Dear Editor, The reason why £20m Lottery funding for Walsall’s New Art Gallery was granted at all was that, among all the other things it might or might not do, it would above all provide a secure, fit-for-purpose permanent exhibition space for a priceless, world-class art collection (the Garman-Ryan Collection).
When, out of the blue, a priceless, world-class hoard of gorgeously-crafted Anglo-Saxon gold is unearthed just one mile from Brownhills in the Borough of Walsall, and six miles from the gallery’s door, and it and Walsall Council have remained totally and inexplicably silent about this amazing find in the ensuing months, it seems to me a matter of public interest, not to say plain common sense, to enquire why the NAG should not provide the hoard’s permanent home.
Coun Bird, however, calls this “irresponsible”, and adduces a long list of reasons why the New Art Gallery is not suitable (Post, Feb 25).
I must say I found these less than convincing, and none of them insuperable, given the will, and imagine that numerous of your readers with more knowledge of, and expertise in, these matters than either Coun Bird or myself, might share that view.

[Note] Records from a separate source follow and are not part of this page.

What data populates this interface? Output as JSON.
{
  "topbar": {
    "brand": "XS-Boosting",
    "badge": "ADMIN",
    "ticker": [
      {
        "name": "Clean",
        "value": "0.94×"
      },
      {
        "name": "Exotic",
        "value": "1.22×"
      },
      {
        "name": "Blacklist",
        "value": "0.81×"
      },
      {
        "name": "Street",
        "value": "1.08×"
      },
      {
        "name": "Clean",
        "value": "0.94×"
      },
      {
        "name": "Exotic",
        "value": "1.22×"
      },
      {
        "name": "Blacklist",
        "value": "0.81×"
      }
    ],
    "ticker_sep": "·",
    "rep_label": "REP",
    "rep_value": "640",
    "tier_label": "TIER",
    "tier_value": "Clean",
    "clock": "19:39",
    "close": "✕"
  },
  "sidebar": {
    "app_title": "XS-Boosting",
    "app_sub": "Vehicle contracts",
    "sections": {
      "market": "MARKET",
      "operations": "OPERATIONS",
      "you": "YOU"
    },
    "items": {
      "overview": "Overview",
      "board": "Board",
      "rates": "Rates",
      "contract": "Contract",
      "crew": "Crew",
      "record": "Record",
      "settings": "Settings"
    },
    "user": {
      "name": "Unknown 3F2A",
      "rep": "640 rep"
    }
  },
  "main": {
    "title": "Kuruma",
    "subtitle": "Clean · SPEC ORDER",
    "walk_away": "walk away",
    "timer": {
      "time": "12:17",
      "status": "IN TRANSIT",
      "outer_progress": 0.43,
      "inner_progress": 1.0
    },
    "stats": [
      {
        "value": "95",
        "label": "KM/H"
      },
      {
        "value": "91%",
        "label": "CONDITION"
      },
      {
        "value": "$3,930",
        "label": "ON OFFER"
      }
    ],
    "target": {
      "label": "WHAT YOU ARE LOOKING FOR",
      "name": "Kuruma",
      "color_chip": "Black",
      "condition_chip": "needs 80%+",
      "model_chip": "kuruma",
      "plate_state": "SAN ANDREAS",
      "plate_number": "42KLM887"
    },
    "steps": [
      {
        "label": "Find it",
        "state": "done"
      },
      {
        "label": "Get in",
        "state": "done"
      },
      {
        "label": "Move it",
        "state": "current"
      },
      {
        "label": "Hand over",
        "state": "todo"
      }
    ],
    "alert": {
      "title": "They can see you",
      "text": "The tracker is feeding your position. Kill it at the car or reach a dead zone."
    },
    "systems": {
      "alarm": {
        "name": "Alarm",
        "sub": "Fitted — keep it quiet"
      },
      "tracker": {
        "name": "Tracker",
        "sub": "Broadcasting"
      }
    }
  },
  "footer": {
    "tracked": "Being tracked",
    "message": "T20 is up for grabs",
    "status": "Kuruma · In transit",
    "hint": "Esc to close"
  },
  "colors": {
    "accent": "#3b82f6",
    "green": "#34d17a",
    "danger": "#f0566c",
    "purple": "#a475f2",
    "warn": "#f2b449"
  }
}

However, given that Walsall Council and the NAG, culpably in my view, have volunteered to rule themselves out, I do think that there is a wider debate to be had in the region about where the Hoard should be permanently housed. There are two key issues:
First, and in particular, I would like to stress that the museums of Birmingham and Stoke who hope to acquire the Hoard, allegedly on behalf of the region whose citizens are being asked to fund its acquisition, should not assume (as I am pretty sure they do) that they will then also provide its permanent home or homes: the basis of the decision,
I firmly believe, that the Hoard needs be physically located within or as close to its historical context as practicable, not wrested from it on some pretext or other.
On this count, that does not sound like Stoke to me, even if their current exhibition – visitor numbers 20,000 so far, and rising fast – is titled “The Staffordshire Hoard comes Home” (from Brownhills)!
Next, I have a fundamental difficulty with the proposition that the Hoard should be shared between two sites, Birmingham and Stoke-on-Trent: how would that work? Would the collection be split? Or would it be rotated with six months here, six months there? Neither of these seem desirable, sensible or practicable. The public would surely be best served knowing that they could view the entire Hoard, month in, month out, year in, year out, in one location.
Politicians in the Walsall area have floated the idea of a dedicated exhibition centre at or near the site. It’s a pipe-dream which might or might not win them brownie points, but it is not going to happen. Coun Bird’s suggestion that there could be an Anglo-Saxon heritage trail may or may not happen.
The only thing that is certain is that a permanent home or homes for the Hoard will be found, and we all need to make sure, first that it stays in the region; and second that it stays together; and third, that it is exhibited within, or as close to its historical context as possible.
Like it or not, unless Walsall rules itself in, that means Birmingham, doesn’t it?